Microsoft Named Most Imitated Brand in Phishing Attacks

Microsoft appeared as the most impersonated brand in phishing attacks during the third quarter of 2024, according to new research by CheckPoint.

The tech firm topped the latest edition of Check Point Research’s Brand Phishing Ranking, with 61% of brand phishing attempts leveraging Microsoft branding.

Microsoft’s place is consistent with the previous edition of the ranking.

Apple also retains its position as second most impersonated brand, with 12% of phishing attempts using the firm’s branding. Google, which came fourth in the previous ranking, reached third place at 7%.

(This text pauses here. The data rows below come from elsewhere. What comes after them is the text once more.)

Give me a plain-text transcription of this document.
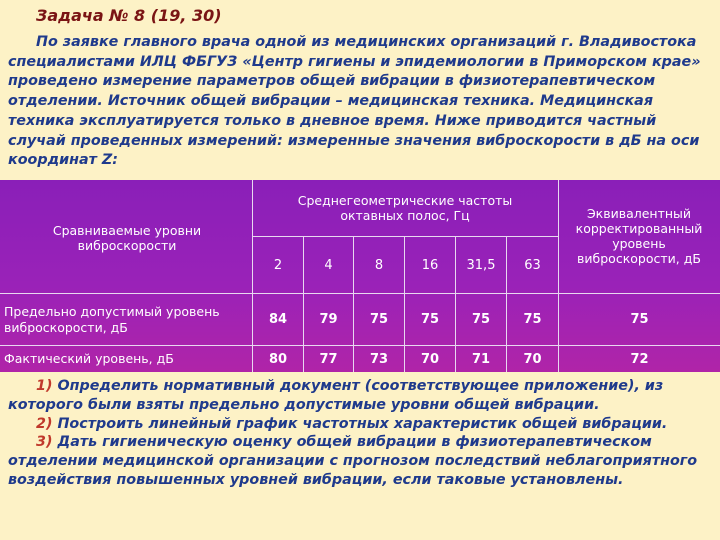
Задача № 8 (19, 30)

По заявке главного врача одной из медицинских организаций г. Владивостока специалистами ИЛЦ ФБГУЗ «Центр гигиены и эпидемиологии в Приморском крае» проведено измерение параметров общей вибрации в физиотерапевтическом отделении. Источник общей вибрации – медицинская техника. Медицинская техника эксплуатируется только в дневное время. Ниже приводится частный случай проведенных измерений: измеренные значения виброскорости в дБ на оси координат Z:

Сравниваемые уровни виброскорости
Среднегеометрические частоты октавных полос, Гц	Эквивалентный корректированный уровень виброскорости, дБ
2	4	8	16	31,5	63
Предельно допустимый уровень виброскорости, дБ	84	79	75	75	75	75	75
Фактический уровень, дБ	80	77	73	70	71	70	72

1) Определить нормативный документ (соответствующее приложение), из которого были взяты предельно допустимые уровни общей вибрации.

2) Построить линейный график частотных характеристик общей вибрации.

3) Дать гигиеническую оценку общей вибрации в физиотерапевтическом отделении медицинской организации с прогнозом последствий неблагоприятного воздействия повышенных уровней вибрации, если таковые установлены.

Alibaba made its debut in the top 10 at seventh place (1.1%), and Adobe re-entered the ranking at eight (0.8%), marking its first appearance since Q2 2022.

Some of the most sophisticated brand impersonation attempts observed by Check Point included alibabashopvip[dot]com, a Vietnamese-language malicious phishing website impersonating the Alibaba e-commerce retail brand with official branding and offering counterfeit products.

The threat intelligence team has also observed the emergence of a series of Whatsapp-related websites (e.g. whatsapp-io[dot]com) mimicking a Whatsapp security center and prompting users to enter personal information, including their phone number and country or region, under the pretense of resolving account anomalies.